Packed full of satire, stunning imagery and interactive maps and quizzes, Weird Medieval Guys is a deep-dive into some of the most extraordinary – and quirky – aspects of medieval daily life. This little book, which should appeal to older children as well as adults, is split into two parts: The Struggle: Surviving Life, Love, and Death, and The Bestiary.
Weird Medieval Guys is a riot, packed full of brilliant medieval facts. Its author, Olivia Swarthout, has been creative in using quizzes and puzzles to engage readers who might like history but don’t get on with dense scholarly texts in the wonderful, wacky world that is the Middle Ages.
What is particularly evident to me, as an expert in medieval literature, is the number of hours she has spent consulting digitised manuscripts from the first century onwards, as well as old and recent scholarship on medieval manuscript culture and life in general.
Surviving life
Beginning at the beginning (the Bible’s seven days of creation), the reader is taken on a riveting ride through a series of manuscript images – small, square, Instagram-like windows bursting with life and colour – that depict both the normalcy and turbulence of everyday life in medieval times. As you make your way through the book, you can pick a patron saint, a name and a job – and even learn a little Middle English slang.
Now fully equipped for the journey of a lifetime, Swarthout moves swiftly to tell you everything you need to know about surviving the ups and downs of finding an ideal partner, such as: should you carry your dagger at all times? Does one need a pudding-basin haircut? What was that secret aphrodisiac ingredient for that love potion you want to concoct?
Swarthout answers all of this and more as she delves into some of the funniest and weirdest traditions of the Middle Ages. The book is not too far off the mark, but does forgo some of the finer details about women’s lived experiences of marriage throughout the Middle Ages. What we know from medieval manuscript sources tells a slightly different story, where marriage was less about love and more about political arrangements.

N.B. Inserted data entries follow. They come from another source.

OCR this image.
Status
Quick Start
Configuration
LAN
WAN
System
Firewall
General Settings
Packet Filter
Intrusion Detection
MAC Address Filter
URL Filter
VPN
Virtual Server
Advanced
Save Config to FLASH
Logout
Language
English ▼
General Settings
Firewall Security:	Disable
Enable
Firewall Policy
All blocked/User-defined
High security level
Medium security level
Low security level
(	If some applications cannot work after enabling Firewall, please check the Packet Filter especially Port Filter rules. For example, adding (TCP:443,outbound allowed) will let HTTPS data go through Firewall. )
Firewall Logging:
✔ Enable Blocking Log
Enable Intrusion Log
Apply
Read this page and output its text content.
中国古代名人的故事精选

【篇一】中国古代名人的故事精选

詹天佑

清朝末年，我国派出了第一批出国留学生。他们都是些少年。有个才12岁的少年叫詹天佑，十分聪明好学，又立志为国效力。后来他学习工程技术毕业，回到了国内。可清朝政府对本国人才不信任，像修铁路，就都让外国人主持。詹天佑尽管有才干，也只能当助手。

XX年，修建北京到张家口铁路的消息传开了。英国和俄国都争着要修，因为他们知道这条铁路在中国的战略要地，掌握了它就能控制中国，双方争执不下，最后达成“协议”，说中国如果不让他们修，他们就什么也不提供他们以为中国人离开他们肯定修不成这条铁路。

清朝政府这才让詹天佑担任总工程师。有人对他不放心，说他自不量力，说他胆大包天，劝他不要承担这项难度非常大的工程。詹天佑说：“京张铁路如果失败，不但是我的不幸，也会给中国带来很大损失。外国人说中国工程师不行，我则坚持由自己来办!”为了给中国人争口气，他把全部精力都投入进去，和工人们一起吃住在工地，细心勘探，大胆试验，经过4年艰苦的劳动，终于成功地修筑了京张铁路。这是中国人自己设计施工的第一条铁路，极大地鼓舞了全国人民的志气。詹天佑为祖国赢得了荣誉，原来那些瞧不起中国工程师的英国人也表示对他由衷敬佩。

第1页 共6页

Part one finishes by discussing death. Although never a particularly appealing topic, it wasn’t all doom and gloom in medieval times. Rather, Swarthout includes images from medieval manuscripts of the Danse Macabre (dance of death), which depicts a skeletal personification of death leading people of all ages and walks of life in a dance to their graves, occasionally with musical accompaniment.
As a medieval scholar, I found this approach to exploring life and death in the Middle Ages engaging. But Swarthout does well to make the sometimes difficult and grisly subjects approachable to non-expert readers through the book’s use of full-colour images, puzzles and flowcharts.
Animals in the medieval world
Part two, The Bestiary, is rather different and catalogues the animal side of life in the Middle Ages. Moving systematically through the four categories of the animal kingdom – beasts, birds, fish and serpents – Swarthout does a very good job of giving the reader a fully-fledged tour of everything you could ever want to know about these animals.
Again, there is fun to be had and facts a plenty you’ll want to share with friends. Take, for instance, the fact that in medieval folklore, hedgehogs were said to use their quills to carry great amounts of food on their backs. Or that eels were valuable creatures used by many as a form of payment.
Again, Swarthout has done her research, drawing on medieval manuscripts called bestiaries, which still survive today. These were treatises on various real or mythical kinds of animals, often accompanied by moralising anecdotes.
Weird Medieval Guys is an entertaining book. It’s bright and colourful and would make a perfect gift for anyone with an interest in the Middle Ages, or in history more generally. Although this is by no means a scholarly text, the purpose of the book – to give a fun introduction to life in the Middle Ages – is more than well achieved. Most of all, the text is enticingly re-readable and will remain a favourite for the non-expert, while also being enjoyable to the specialist.